Commonly used functions

  • trace_minmax: Trace the min/max values of the model against a dataset, print computed BOPs per-layer, and return the accumulated BOPs of the model.

  • to_proxy_model: Convert a HGQ model to a hls4ml-compatible proxy model. The proxy model will contain all necessary information for HLS synthesis.

    • Param aggressive: If True, the proxy model will use WRAP for as overflow mode for all layers in seek of latency. If False, the overflow mode will be set to SAT.

Callbacks

  • ResetMinMax: Reset the min/max values of the model after each epoch. This is useful when the model is trained for multiple epochs.

  • FreeBOPs: Add the accumulated BOPs of the model computed during training after each epoch to the model as a metric bops.
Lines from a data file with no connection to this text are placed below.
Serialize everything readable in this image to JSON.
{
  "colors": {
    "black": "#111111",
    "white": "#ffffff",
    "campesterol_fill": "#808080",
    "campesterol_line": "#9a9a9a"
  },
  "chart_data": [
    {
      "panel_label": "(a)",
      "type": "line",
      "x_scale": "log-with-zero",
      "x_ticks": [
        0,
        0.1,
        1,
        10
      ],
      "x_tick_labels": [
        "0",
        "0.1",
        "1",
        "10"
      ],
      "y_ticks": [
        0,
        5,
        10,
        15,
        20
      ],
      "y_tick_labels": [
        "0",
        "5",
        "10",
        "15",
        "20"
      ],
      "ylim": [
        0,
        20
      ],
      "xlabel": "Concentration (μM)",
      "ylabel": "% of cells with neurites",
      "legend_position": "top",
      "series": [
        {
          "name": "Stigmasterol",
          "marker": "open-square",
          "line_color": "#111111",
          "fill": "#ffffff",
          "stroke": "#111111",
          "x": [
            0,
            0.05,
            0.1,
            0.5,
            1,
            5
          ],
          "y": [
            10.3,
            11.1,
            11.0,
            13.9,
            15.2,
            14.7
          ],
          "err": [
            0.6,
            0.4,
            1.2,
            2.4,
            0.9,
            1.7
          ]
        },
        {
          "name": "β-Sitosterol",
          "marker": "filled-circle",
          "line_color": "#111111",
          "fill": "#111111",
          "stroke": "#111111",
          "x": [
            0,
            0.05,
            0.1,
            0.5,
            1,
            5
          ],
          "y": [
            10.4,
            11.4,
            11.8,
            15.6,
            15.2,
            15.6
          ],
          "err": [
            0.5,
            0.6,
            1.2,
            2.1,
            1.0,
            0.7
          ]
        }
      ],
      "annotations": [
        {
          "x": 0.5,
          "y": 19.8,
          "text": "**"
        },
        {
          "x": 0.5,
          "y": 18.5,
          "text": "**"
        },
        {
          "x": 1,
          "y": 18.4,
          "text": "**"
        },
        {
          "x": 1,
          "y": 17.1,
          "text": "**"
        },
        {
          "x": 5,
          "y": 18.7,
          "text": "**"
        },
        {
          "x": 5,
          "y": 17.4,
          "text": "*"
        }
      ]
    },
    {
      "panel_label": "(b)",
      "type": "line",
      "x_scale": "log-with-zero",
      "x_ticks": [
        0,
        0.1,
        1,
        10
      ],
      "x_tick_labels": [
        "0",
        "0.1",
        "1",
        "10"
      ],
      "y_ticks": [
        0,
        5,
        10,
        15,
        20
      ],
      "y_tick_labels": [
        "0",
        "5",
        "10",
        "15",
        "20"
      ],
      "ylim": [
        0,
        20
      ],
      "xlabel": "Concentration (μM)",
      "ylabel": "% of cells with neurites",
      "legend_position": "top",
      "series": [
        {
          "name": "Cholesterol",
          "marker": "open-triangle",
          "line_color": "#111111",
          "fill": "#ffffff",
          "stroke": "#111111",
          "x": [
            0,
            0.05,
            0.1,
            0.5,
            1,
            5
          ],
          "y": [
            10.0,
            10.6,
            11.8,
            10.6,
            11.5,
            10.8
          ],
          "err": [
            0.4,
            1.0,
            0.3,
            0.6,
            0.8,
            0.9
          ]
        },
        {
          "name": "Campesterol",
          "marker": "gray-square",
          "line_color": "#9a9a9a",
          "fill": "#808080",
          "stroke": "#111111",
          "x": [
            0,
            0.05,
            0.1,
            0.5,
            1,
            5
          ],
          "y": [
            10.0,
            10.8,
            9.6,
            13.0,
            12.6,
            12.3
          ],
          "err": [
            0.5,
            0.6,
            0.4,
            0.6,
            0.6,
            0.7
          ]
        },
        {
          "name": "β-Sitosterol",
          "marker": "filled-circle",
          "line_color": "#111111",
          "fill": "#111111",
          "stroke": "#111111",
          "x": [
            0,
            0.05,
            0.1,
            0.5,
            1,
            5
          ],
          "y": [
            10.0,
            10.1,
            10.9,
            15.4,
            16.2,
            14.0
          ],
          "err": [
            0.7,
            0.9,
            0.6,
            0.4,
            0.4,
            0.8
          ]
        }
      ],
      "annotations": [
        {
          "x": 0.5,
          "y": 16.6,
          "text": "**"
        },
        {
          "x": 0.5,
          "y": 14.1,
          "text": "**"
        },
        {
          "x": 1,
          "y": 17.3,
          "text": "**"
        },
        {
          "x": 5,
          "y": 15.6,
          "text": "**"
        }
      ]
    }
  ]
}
As min/max registered during training will usually have a larger range than actual, this BOPs will usually be an overestimate.

  • CalibratedBOPs: Add the accumulated BOPs of the model computed during training after each epoch to the model as a metric bops. The BOPs will be computed against a calibration dataset.

Proxy model

The proxy model is a bridge between the HGQ model and hls4ml. It contains all necessary information for HLS synthesis, and can be converted to a hls4ml model by calling convert_from_keras_model. The proxy model is also bit-accurate with the hls4ml with or without overflow.

Before converting a HGQ model to proxy model, you must call the trace_minmax first, or the conversion will likely to fail.

Tip

If there is overflow, the proxy model will have different outputs to the HGQ model. This can be used as a fast check before hls4ml inference test. If there is a discrepancy, consider increase the cover_factor when performing trace_minmax against a calibration dataset.

Note

Though the proxy model is bit-accurate with hls4ml in general, exceptions exist:

  1. Some intermediate values cannot be represented by the floating point format used by tensorflow, which is usually float32 (23 bits mantissa) or TF32 (10 bits mantissa).

  2. For activations, bit-accuracy cannot be guaranteed. A great example of this is softmax. Also, unary nonlinear activations may or may not be bit-accurate with the current hls4ml implementation. Currently, if the bitwidth is very high and the input value’s range is greater than a certain value, bit-accuracy will be lost due to some hardcoded LUT size in hls4ml.

Tip

The proxy model can also be used to convert a QKeras model to a bit-accurate hls4ml-ready proxy model. See more details in the Regarding QKeras section.

Warning

Experimental: Nested layer structure is now supported by to_keras_model in v0.2.0. If you pass a model with nested layers, the function will flatten the model. However, be careful that some information in the inner models (e.g., parallelization_factor) may be lost during the conversion.